A more evocative hypothetical stresses this point. Imagine that a leading lab releases a model with notable cyber capabilities days before the November elections. Political actors may allege that local and state officials likely had their election systems undermined by bad actors using the latest AI model. It would be hard to dismiss such a claim under the status quo. One could easily foresee reports on “Model ____ Blamed for Cyberattacks; Election Results Contested.” Such headlines would become far less likely if a short-term “Kick the Tires” period became standard practice.
Suppose instead that prior to that model’s release, CAISI concludes—based on publicly disclosed, objective evaluations that return clearly established threat models—that the model would indeed expose critical infrastructure, local, state, tribal, and federal actors, and private entities to cyber threats, they can immediately share that information with CISA. The CISA director would then need to evaluate whether a "specific significant incident is likely to occur imminently” in order to trigger additional authorities under the Homeland Security Act.
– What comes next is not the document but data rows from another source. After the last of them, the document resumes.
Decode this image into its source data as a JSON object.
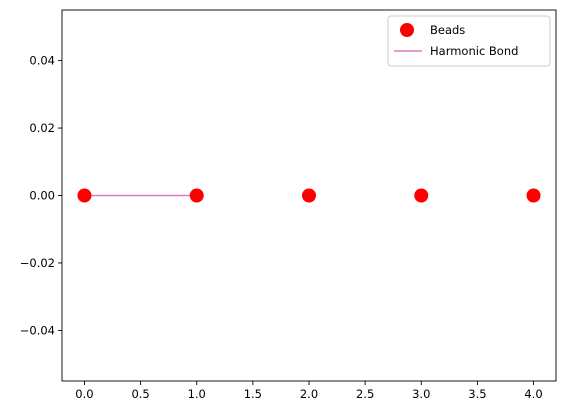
{
  "chart_data": {
    "type": "scatter",
    "title": "",
    "xlabel": "",
    "ylabel": "",
    "xlim": [
      -0.2,
      4.2
    ],
    "ylim": [
      -0.055,
      0.055
    ],
    "x_ticks": [
      0.0,
      0.5,
      1.0,
      1.5,
      2.0,
      2.5,
      3.0,
      3.5,
      4.0
    ],
    "x_tick_labels": [
      "0.0",
      "0.5",
      "1.0",
      "1.5",
      "2.0",
      "2.5",
      "3.0",
      "3.5",
      "4.0"
    ],
    "y_ticks": [
      0.04,
      0.02,
      0.0,
      -0.02,
      -0.04
    ],
    "y_tick_labels": [
      "0.04",
      "0.02",
      "0.00",
      "−0.02",
      "−0.04"
    ],
    "grid": false,
    "legend_position": "top-right",
    "series": [
      {
        "name": "Beads",
        "kind": "scatter",
        "color": "#ff0000",
        "x": [
          0,
          1,
          2,
          3,
          4
        ],
        "y": [
          0,
          0,
          0,
          0,
          0
        ]
      },
      {
        "name": "Harmonic Bond",
        "kind": "line",
        "color": "#e377c2",
        "x": [
          0,
          1
        ],
        "y": [
          0,
          0
        ]
      }
    ]
  }
}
Significant incident refers to “an incident or a group of related incidents that results, or is likely to result, in demonstrable harm to— (i) the national security interests, foreign relations, or economy of the United States; or (ii) the public confidence, civil liberties, or public health and safety of the people of the United States.” Mass deployment of a model with heightened cyber capabilities seems likely to qualify. As noted above, Mythos is capable of hacks that require 20-hours of human work. If a model of a similar capability was in the hands of even a couple dozen bad actors, there would likely be widespread economic harm and, perhaps, threats to the public health and safety of the public.
The CISA director could then use the Cyber Response and Recovery Fund to help a range of stakeholders—public and private—with “vulnerability assessments and mitigation; technical incident mitigation; malware analysis; analytic support; threat detection and hunting; and, network protections.”
Of course, the biggest “if” here is whether labs would agree to this “Kick the Tires Period.” Labs have reasons to say yes.
A specific, time-bound testing window run by CAISI is preferable to the alternatives on the table—whether that means a mandatory review regime, which would likely run afoul of the law, or the reputational fallout of a post-deployment incident traced back to capabilities the lab knew about but did not flag.
CISA, for its part, would need to commit to handling shared model information with the same care it extends to vulnerability disclosures from private security researchers, lest labs conclude that cooperation invites leakage rather than partnership.
Such an approach would not require new legislation, nor would it require the administration to stretch the DPA past its breaking point—it requires only that the relevant agencies use the authorities they already have, and that the labs recognize a voluntary framework is the one most likely to keep a mandatory one off the table.